Di dalam pesawat, penumpang merasakan guncangan yang cukup besar saat mendarat. Video yang diambil dari kabin juga ditampilkan roda gandar depan diproyeksikan di sisi lintasan. Meskipun terjadi kekerasan dalam insiden tersebut, tidak ada korban luka yang dilaporkan di antara penumpang dan awak kapal. Perangkat tersebut, yang dikirim ke perusahaan pada Mei 2025 setelah dibuat beberapa tahun sebelumnya, dapat dilaksanakan pada hari itu penerbangan lebih dari tiga jam antara titik keberangkatan dan bandara kedatangannya.
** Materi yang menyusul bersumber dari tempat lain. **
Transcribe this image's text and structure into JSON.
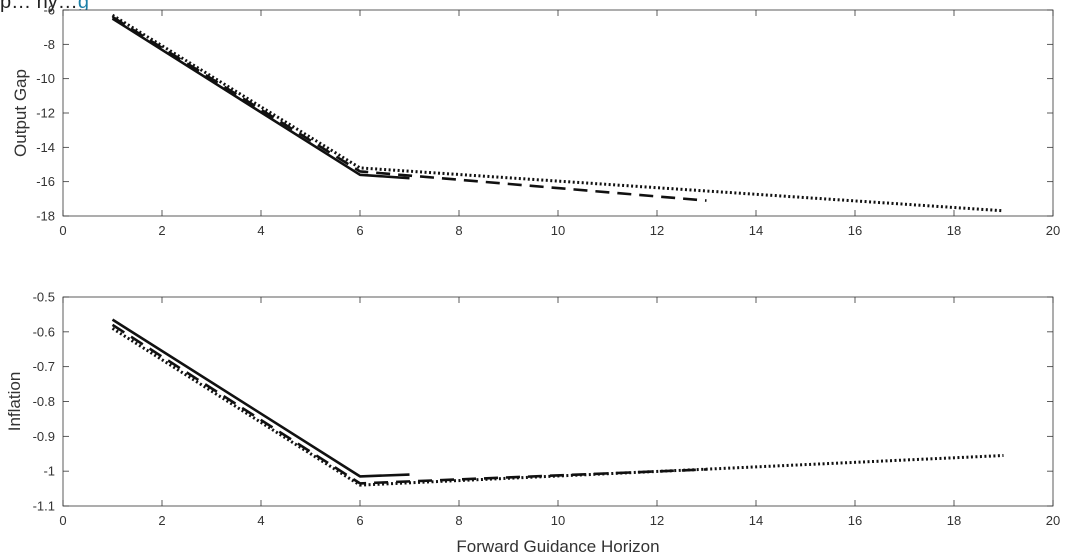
{
  "caption_fragment": {
    "before": "p… ny…",
    "link": "g"
  },
  "chart_data": [
    {
      "type": "line",
      "title": "",
      "xlabel": "",
      "ylabel": "Output Gap",
      "xlim": [
        0,
        20
      ],
      "ylim": [
        -18,
        -6
      ],
      "xticks": [
        0,
        2,
        4,
        6,
        8,
        10,
        12,
        14,
        16,
        18,
        20
      ],
      "yticks": [
        -18,
        -16,
        -14,
        -12,
        -10,
        -8,
        -6
      ],
      "grid": false,
      "series": [
        {
          "style": "solid",
          "x": [
            1,
            6,
            7
          ],
          "y": [
            -6.5,
            -15.6,
            -15.8
          ]
        },
        {
          "style": "dashed",
          "x": [
            1,
            6,
            13
          ],
          "y": [
            -6.4,
            -15.4,
            -17.1
          ]
        },
        {
          "style": "dotted",
          "x": [
            1,
            6,
            19
          ],
          "y": [
            -6.3,
            -15.2,
            -17.7
          ]
        }
      ]
    },
    {
      "type": "line",
      "title": "",
      "xlabel": "Forward Guidance Horizon",
      "ylabel": "Inflation",
      "xlim": [
        0,
        20
      ],
      "ylim": [
        -1.1,
        -0.5
      ],
      "xticks": [
        0,
        2,
        4,
        6,
        8,
        10,
        12,
        14,
        16,
        18,
        20
      ],
      "yticks": [
        -1.1,
        -1,
        -0.9,
        -0.8,
        -0.7,
        -0.6,
        -0.5
      ],
      "grid": false,
      "series": [
        {
          "style": "solid",
          "x": [
            1,
            6,
            7
          ],
          "y": [
            -0.565,
            -1.015,
            -1.01
          ]
        },
        {
          "style": "dashed",
          "x": [
            1,
            6,
            13
          ],
          "y": [
            -0.58,
            -1.035,
            -0.995
          ]
        },
        {
          "style": "dotted",
          "x": [
            1,
            6,
            19
          ],
          "y": [
            -0.59,
            -1.04,
            -0.955
          ]
        }
      ]
    }
  ]
}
Bandara lumpuh selama beberapa jam
Boeing, yang terjebak di landasan pacu tanpa penutup hidung yang berfungsi, memaksa Bandara Internasional Phuket untuk menghentikan operasinya selama beberapa jam. Penumpang dievakuasi ke landasansementara tim teknis mencoba memindahkan perangkat tersebut. Para teknisi pertama kali menggunakannya gas di bawah tekanan untuk menaikkan sedikit roda pendarat agar roda baru dapat dipasang. Papan kayu kemudian digunakan untuk menaikkan pesawat secukupnya untuk memasang peralatan. Setelah beberapa jam intervensipesawat dapat dipindahkan dan landasan pacu dibuka kembali pada sore hari. Sekarang masih harus ditentukan tingkat pasti kerusakannya: foto-foto menunjukkan deformasi badan pesawat, yang dapat melumpuhkan pesawat untuk waktu yang lama sebelumnya. kemungkinan kembali ke layanan.
>> Layanan kami – penerbangan dibatalkan / tertunda, apakah Anda berhak mendapatkan kompensasi?